Friday, March 4, 2011

Moroccan table...

If I were to pick an exotic food destination, it would be Morocco. The cuisine is a diverse and unique mix of Mediterranean, Moorish and Middle Eastern influences. Although they are best known for their Tagines and Couscous, Moroccan cuisine has a lot more to offer and is not to be confused with African or Arab fare. Even their simplest dishes are packed with flavor with an intense use of spices and herbs. Ingredients like preserved lemons, dried fruit, oranges and mint show up unexpectedly in many of their dishes and make this cuisine distinctive. My Moroccan Pork Roast is by no means a traditional recipe, but something I pulled together by taking ideas from several recipes. Even though I stray, I have tried to keep the integrity of this fascinating cuisine.

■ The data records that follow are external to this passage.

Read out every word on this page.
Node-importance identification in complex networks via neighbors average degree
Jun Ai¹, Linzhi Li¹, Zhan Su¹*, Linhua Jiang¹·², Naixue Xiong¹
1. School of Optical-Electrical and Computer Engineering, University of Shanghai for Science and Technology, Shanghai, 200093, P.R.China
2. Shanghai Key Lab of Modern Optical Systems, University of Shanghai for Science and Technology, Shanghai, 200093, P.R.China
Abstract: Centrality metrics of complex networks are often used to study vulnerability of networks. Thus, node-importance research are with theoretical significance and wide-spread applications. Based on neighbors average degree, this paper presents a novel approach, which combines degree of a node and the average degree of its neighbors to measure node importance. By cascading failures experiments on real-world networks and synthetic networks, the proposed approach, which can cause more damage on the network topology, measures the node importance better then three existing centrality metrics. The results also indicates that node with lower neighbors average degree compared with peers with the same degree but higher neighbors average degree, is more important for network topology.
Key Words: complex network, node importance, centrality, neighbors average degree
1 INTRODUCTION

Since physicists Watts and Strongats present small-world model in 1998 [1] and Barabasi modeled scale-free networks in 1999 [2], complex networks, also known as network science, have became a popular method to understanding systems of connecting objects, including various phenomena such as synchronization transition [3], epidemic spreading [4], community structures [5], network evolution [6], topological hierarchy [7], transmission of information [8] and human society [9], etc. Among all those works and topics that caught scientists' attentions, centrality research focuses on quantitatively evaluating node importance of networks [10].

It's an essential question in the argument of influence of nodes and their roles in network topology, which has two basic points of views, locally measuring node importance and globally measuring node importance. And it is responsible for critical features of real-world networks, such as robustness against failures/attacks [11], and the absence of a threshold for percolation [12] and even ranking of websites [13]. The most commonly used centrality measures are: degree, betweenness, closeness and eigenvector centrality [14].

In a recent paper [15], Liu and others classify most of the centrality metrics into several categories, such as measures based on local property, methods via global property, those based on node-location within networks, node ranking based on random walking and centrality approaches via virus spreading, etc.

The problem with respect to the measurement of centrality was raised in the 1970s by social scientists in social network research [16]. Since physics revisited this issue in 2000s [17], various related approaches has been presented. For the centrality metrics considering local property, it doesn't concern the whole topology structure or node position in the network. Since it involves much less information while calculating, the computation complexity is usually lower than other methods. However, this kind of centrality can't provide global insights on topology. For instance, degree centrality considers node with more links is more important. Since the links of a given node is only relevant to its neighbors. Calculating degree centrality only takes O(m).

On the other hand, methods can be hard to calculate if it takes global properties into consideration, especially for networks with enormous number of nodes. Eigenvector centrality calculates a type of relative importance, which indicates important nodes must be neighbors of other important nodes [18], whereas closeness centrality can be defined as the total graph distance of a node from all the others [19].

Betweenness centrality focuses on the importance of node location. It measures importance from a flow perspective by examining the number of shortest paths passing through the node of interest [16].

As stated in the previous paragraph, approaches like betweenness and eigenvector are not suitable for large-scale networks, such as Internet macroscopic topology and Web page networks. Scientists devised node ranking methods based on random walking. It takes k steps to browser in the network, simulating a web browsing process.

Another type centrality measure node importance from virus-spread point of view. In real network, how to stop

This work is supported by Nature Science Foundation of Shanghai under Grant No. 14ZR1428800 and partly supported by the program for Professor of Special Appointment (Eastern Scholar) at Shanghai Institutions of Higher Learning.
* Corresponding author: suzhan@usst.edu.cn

Recipe for the Pork Roast:
1 medium sized pork loin
2 tbsp olive oil
1 tsp coarse salt
pepper
Morrocan rub *
1 large onion sliced
2 cloves garlic sliced
1 tomato chopped
2 cups hot chicken stock
* Morrocan Rub
1 tsp each : coriander seeds, paprika, cumin seeds, caraway seeds, smoked sea salt, garlic salt,
dried mint leaves, black pepper, 2 bay leaves

1. Brush the pork loin with 1 tbsp olive oil and gently pat in the rub. Heat the remaining 1 tbsp olive oil in a heavy bottomed pan and sear the meat on all sides to a golden brown.

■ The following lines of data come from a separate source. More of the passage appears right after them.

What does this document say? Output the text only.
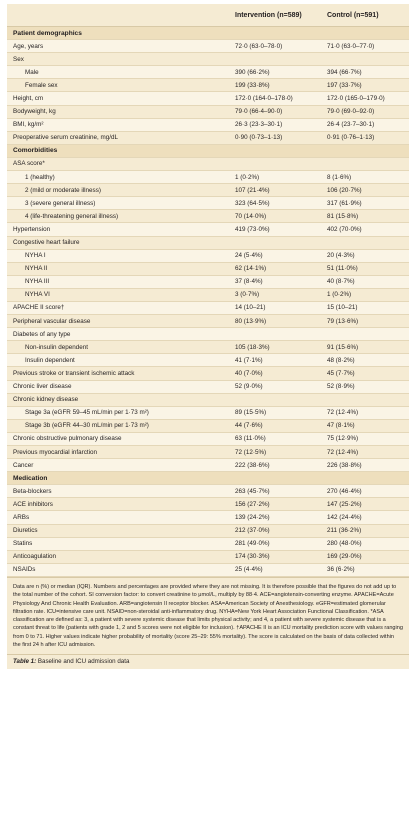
Intervention (n=589)	Control (n=591)
Patient demographics
Age, years	72·0 (63·0–78·0)	71·0 (63·0–77·0)
Sex
Male	390 (66·2%)	394 (66·7%)
Female sex	199 (33·8%)	197 (33·7%)
Height, cm	172·0 (164·0–178·0)	172·0 (165·0–179·0)
Bodyweight, kg	79·0 (66·4–90·0)	79·0 (69·0–92·0)
BMI, kg/m²	26·3 (23·3–30·1)	26·4 (23·7–30·1)
Preoperative serum creatinine, mg/dL	0·90 (0·73–1·13)	0·91 (0·76–1·13)
Comorbidities
ASA score*
1 (healthy)	1 (0·2%)	8 (1·6%)
2 (mild or moderate illness)	107 (21·4%)	106 (20·7%)
3 (severe general illness)	323 (64·5%)	317 (61·9%)
4 (life-threatening general illness)	70 (14·0%)	81 (15·8%)
Hypertension	419 (73·0%)	402 (70·0%)
Congestive heart failure
NYHA I	24 (5·4%)	20 (4·3%)
NYHA II	62 (14·1%)	51 (11·0%)
NYHA III	37 (8·4%)	40 (8·7%)
NYHA VI	3 (0·7%)	1 (0·2%)
APACHE II score†	14 (10–21)	15 (10–21)
Peripheral vascular disease	80 (13·9%)	79 (13·6%)
Diabetes of any type
Non-insulin dependent	105 (18·3%)	91 (15·6%)
Insulin dependent	41 (7·1%)	48 (8·2%)
Previous stroke or transient ischemic attack	40 (7·0%)	45 (7·7%)
Chronic liver disease	52 (9·0%)	52 (8·9%)
Chronic kidney disease
Stage 3a (eGFR 59–45 mL/min per 1·73 m²)	89 (15·5%)	72 (12·4%)
Stage 3b (eGFR 44–30 mL/min per 1·73 m²)	44 (7·6%)	47 (8·1%)
Chronic obstructive pulmonary disease	63 (11·0%)	75 (12·9%)
Previous myocardial infarction	72 (12·5%)	72 (12·4%)
Cancer	222 (38·6%)	226 (38·8%)
Medication
Beta-blockers	263 (45·7%)	270 (46·4%)
ACE inhibitors	156 (27·2%)	147 (25·2%)
ARBs	139 (24·2%)	142 (24·4%)
Diuretics	212 (37·0%)	211 (36·2%)
Statins	281 (49·0%)	280 (48·0%)
Anticoagulation	174 (30·3%)	169 (29·0%)
NSAIDs	25 (4·4%)	36 (6·2%)
Data are n (%) or median (IQR). Numbers and percentages are provided where they are not missing. It is therefore possible that the figures do not add up to the total number of the cohort. SI conversion factor: to convert creatinine to μmol/L, multiply by 88·4. ACE=angiotensin-converting enzyme. APACHE=Acute Physiology And Chronic Health Evaluation. ARB=angiotensin II receptor blocker. ASA=American Society of Anesthesiology. eGFR=estimated glomerular filtration rate. ICU=intensive care unit. NSAID=non-steroidal anti-inflammatory drug. NYHA=New York Heart Association Functional Classification. *ASA classification are defined as: 3, a patient with severe systemic disease that limits physical activity; and 4, a patient with severe systemic disease that is a constant threat to life (patients with grade 1, 2 and 5 scores were not eligible for inclusion). †APACHE II is an ICU mortality prediction score with values ranging from 0 to 71. Higher values indicate higher probability of mortality (score 25–29: 55% mortality). The score is calculated on the basis of data collected within the first 24 h after ICU admission.
Table 1: Baseline and ICU admission data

2. Add in the sliced onion and garlic. Sauté briefly, add in the tomato and the chicken stock. Cover and simmer or place in a hot oven for about a 1/2 hour. The pork should be tender and moist. Serve over Couscous.
Tip: Cook the couscous according to the package directions and mix in dried apricots, slivered almonds and raisins. Drizzle with oilive oil and the juice of 1 orange. Season with salt and pepper. Sprinkle over with fresh chopped parsley.